Below: If you look closely you can see little white coccoon shapes attached to some of the hairy pappus clumps. They are the small cypselas ready to disperse when the wind comes along. Some clumps of pappus have already lost their fruits.
Below: closeup of 2 cypselas, one topped with pappus.
Cirsium, the genus name, is from the Greek word for ‘swollen vein’, because thistles were a medicinal remedy for this problem. Vulgare is from Latin meaning ‘common’. It is split into a sub-family and an even smaller group called a tribe. Sources don’t agree about this but I like to see the connection between an artichoke and a thistle.

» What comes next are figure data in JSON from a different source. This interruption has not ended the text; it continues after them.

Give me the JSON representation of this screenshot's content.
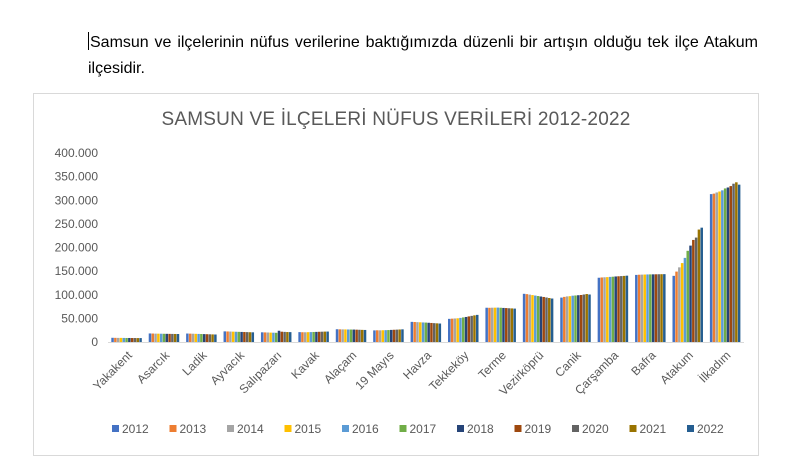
{
  "document": {
    "paragraph": "Samsun ve ilçelerinin nüfus verilerine baktığımızda düzenli bir artışın olduğu tek ilçe Atakum ilçesidir."
  },
  "chart_data": {
    "type": "bar",
    "title": "SAMSUN VE İLÇELERİ NÜFUS VERİLERİ 2012-2022",
    "xlabel": "",
    "ylabel": "",
    "ylim": [
      0,
      400000
    ],
    "yticks": [
      "0",
      "50.000",
      "100.000",
      "150.000",
      "200.000",
      "250.000",
      "300.000",
      "350.000",
      "400.000"
    ],
    "grid": false,
    "legend_position": "bottom",
    "categories": [
      "Yakakent",
      "Asarcık",
      "Ladik",
      "Ayvacık",
      "Salıpazarı",
      "Kavak",
      "Alaçam",
      "19 Mayıs",
      "Havza",
      "Tekkeköy",
      "Terme",
      "Vezirköprü",
      "Canik",
      "Çarşamba",
      "Bafra",
      "Atakum",
      "İlkadım"
    ],
    "series": [
      {
        "name": "2012",
        "color": "#4472c4",
        "values": [
          8900,
          18100,
          17900,
          22500,
          20500,
          20900,
          27000,
          24600,
          42600,
          49000,
          72500,
          102000,
          94000,
          136000,
          142000,
          140000,
          313000
        ]
      },
      {
        "name": "2013",
        "color": "#ed7d31",
        "values": [
          8800,
          17900,
          17700,
          22300,
          20300,
          20700,
          26800,
          24800,
          42300,
          49400,
          72400,
          101300,
          95500,
          136600,
          142400,
          149000,
          314000
        ]
      },
      {
        "name": "2014",
        "color": "#a5a5a5",
        "values": [
          8700,
          17700,
          17500,
          22100,
          20100,
          20600,
          26700,
          24700,
          42000,
          49800,
          72600,
          100300,
          96500,
          137000,
          142600,
          158000,
          316500
        ]
      },
      {
        "name": "2015",
        "color": "#ffc000",
        "values": [
          8700,
          17600,
          17300,
          21900,
          19900,
          20800,
          26600,
          24900,
          41700,
          50200,
          72700,
          99300,
          97000,
          137300,
          142800,
          167000,
          318500
        ]
      },
      {
        "name": "2016",
        "color": "#5b9bd5",
        "values": [
          8600,
          17500,
          17100,
          21700,
          19700,
          21000,
          26500,
          25100,
          41400,
          51000,
          72800,
          98300,
          98000,
          137800,
          143000,
          178000,
          321000
        ]
      },
      {
        "name": "2017",
        "color": "#70ad47",
        "values": [
          8500,
          17400,
          16900,
          21500,
          19500,
          21200,
          26400,
          25300,
          41100,
          52000,
          72500,
          97300,
          98500,
          138200,
          143100,
          193000,
          325000
        ]
      },
      {
        "name": "2018",
        "color": "#264478",
        "values": [
          8500,
          17300,
          16700,
          21300,
          23800,
          21400,
          26300,
          25600,
          40700,
          53000,
          72100,
          96300,
          99000,
          138700,
          143200,
          204000,
          327000
        ]
      },
      {
        "name": "2019",
        "color": "#9e480e",
        "values": [
          8400,
          17200,
          16500,
          21100,
          21800,
          21600,
          26100,
          25900,
          40300,
          54200,
          71800,
          95300,
          99500,
          139100,
          143300,
          216000,
          330000
        ]
      },
      {
        "name": "2020",
        "color": "#636363",
        "values": [
          8400,
          17100,
          16300,
          20900,
          21400,
          21800,
          25900,
          26200,
          39900,
          55300,
          71400,
          94200,
          100500,
          139500,
          143400,
          221000,
          335000
        ]
      },
      {
        "name": "2021",
        "color": "#997300",
        "values": [
          8300,
          17000,
          16100,
          20700,
          21100,
          22000,
          25700,
          26500,
          39500,
          56400,
          71100,
          93100,
          101500,
          139900,
          143500,
          238000,
          338000
        ]
      },
      {
        "name": "2022",
        "color": "#255e91",
        "values": [
          8300,
          16900,
          15900,
          20500,
          20900,
          22100,
          25500,
          26800,
          39100,
          57400,
          70700,
          92000,
          100500,
          140400,
          143600,
          242000,
          333000
        ]
      }
    ]
  }
}
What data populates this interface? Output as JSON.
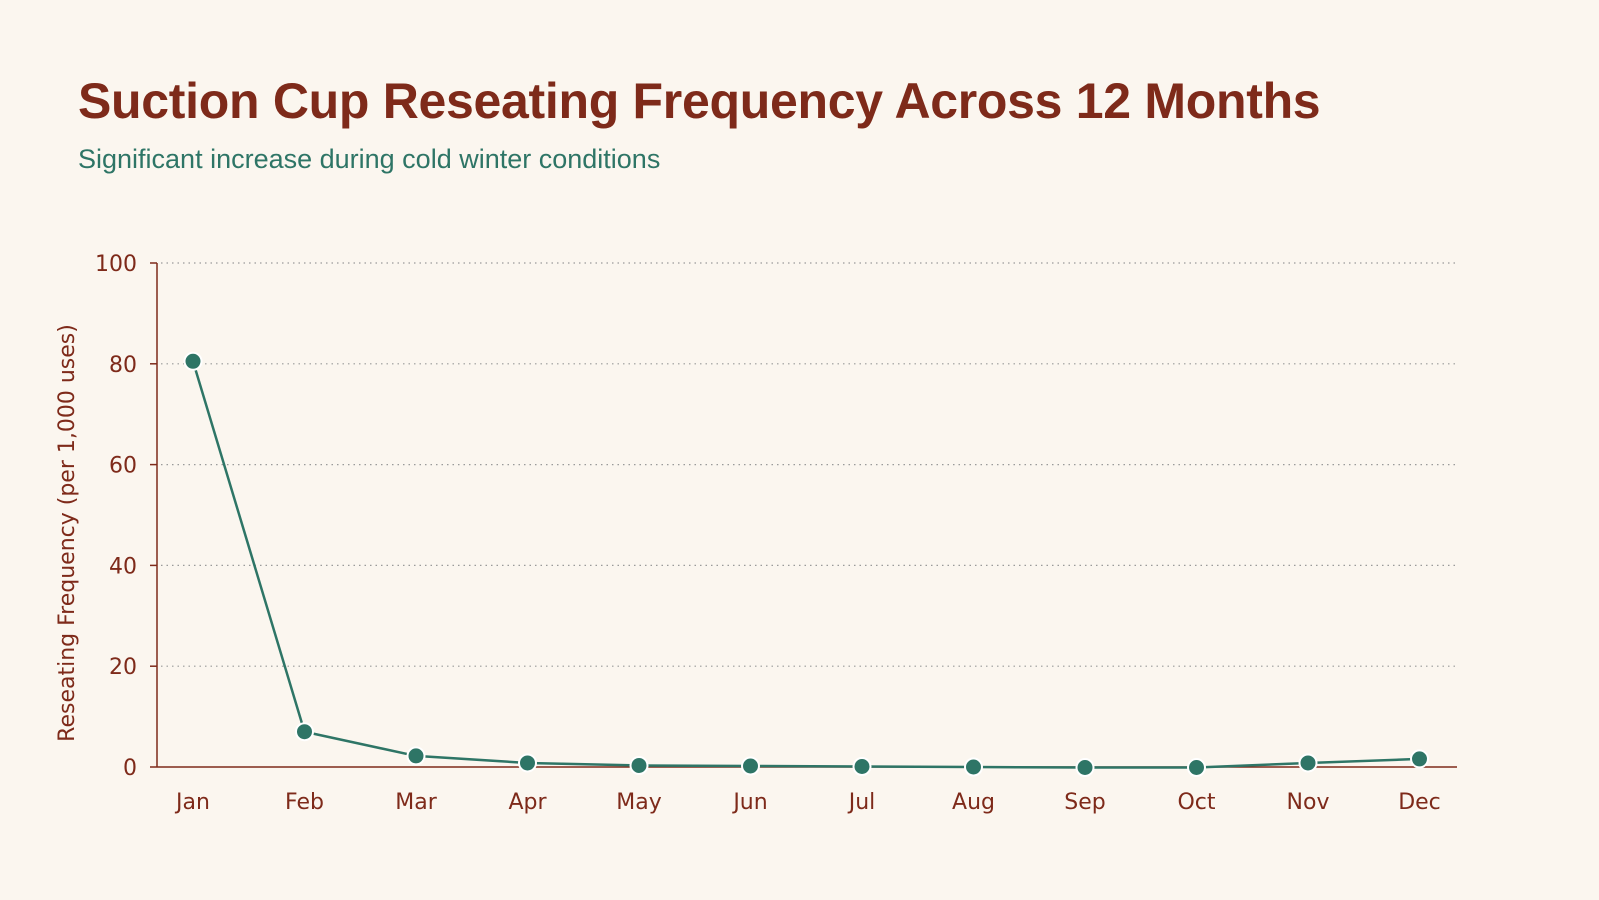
{
  "title": "Suction Cup Reseating Frequency Across 12 Months",
  "subtitle": "Significant increase during cold winter conditions",
  "colors": {
    "background": "#fbf6ef",
    "title": "#7e2a1a",
    "subtitle": "#2e7566",
    "axis": "#7e2a1a",
    "grid": "#9a9a9a",
    "series": "#2e7566",
    "marker_stroke": "#ffffff"
  },
  "chart_data": {
    "type": "line",
    "title": "Suction Cup Reseating Frequency Across 12 Months",
    "subtitle": "Significant increase during cold winter conditions",
    "xlabel": "",
    "ylabel": "Reseating Frequency (per 1,000 uses)",
    "categories": [
      "Jan",
      "Feb",
      "Mar",
      "Apr",
      "May",
      "Jun",
      "Jul",
      "Aug",
      "Sep",
      "Oct",
      "Nov",
      "Dec"
    ],
    "series": [
      {
        "values": [
          80.5,
          7.0,
          2.2,
          0.8,
          0.3,
          0.2,
          0.1,
          0.0,
          -0.1,
          -0.1,
          0.8,
          1.6
        ]
      }
    ],
    "ylim": [
      0,
      100
    ],
    "yticks": [
      0,
      20,
      40,
      60,
      80,
      100
    ],
    "grid": "horizontal-dotted",
    "legend": "none"
  }
}
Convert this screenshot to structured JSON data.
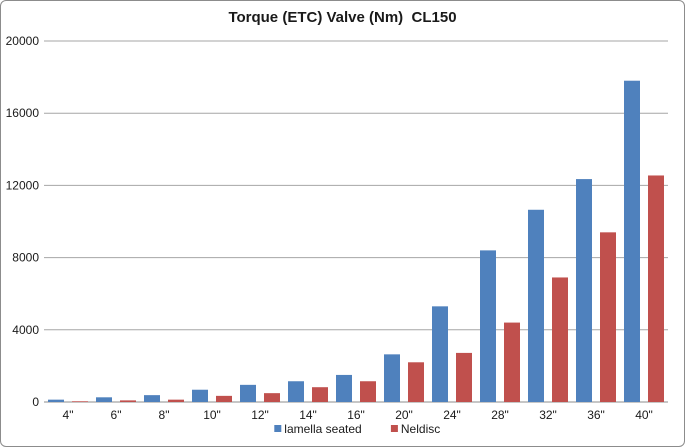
{
  "chart_data": {
    "type": "bar",
    "title": "Torque (ETC) Valve (Nm)  CL150",
    "xlabel": "",
    "ylabel": "",
    "categories": [
      "4\"",
      "6\"",
      "8\"",
      "10\"",
      "12\"",
      "14\"",
      "16\"",
      "20\"",
      "24\"",
      "28\"",
      "32\"",
      "36\"",
      "40\""
    ],
    "series": [
      {
        "name": "lamella seated",
        "color": "#4f81bd",
        "values": [
          130,
          260,
          380,
          680,
          950,
          1150,
          1500,
          2640,
          5300,
          8400,
          10650,
          12350,
          17800
        ]
      },
      {
        "name": "Neldisc",
        "color": "#c0504d",
        "values": [
          40,
          90,
          130,
          340,
          490,
          820,
          1150,
          2200,
          2720,
          4400,
          6900,
          9400,
          12550
        ]
      }
    ],
    "ylim": [
      0,
      20000
    ],
    "yticks": [
      0,
      4000,
      8000,
      12000,
      16000,
      20000
    ],
    "grid": true,
    "legend_position": "bottom"
  }
}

Family: Asteraceae/ Compositae; Sub-family: Carduoideae- Artichokes Cynura; Tribe: Cynareae-Bull Thistle Cirsium vulgare.
Globe Artichoke Cynura cardunculus.
What we eat is the bud. More specifically, a little bit of the peduncle (flower stalk), the soft pads inside the bracts surrounding the flower cluster, and the receptacle (the heart) where all the florets are attached. The choke is the pappus.
A Few Favorite Words:
Ruderal: first to colonize disturbed bare land
Cypsela: an achene in the Asteraceae family.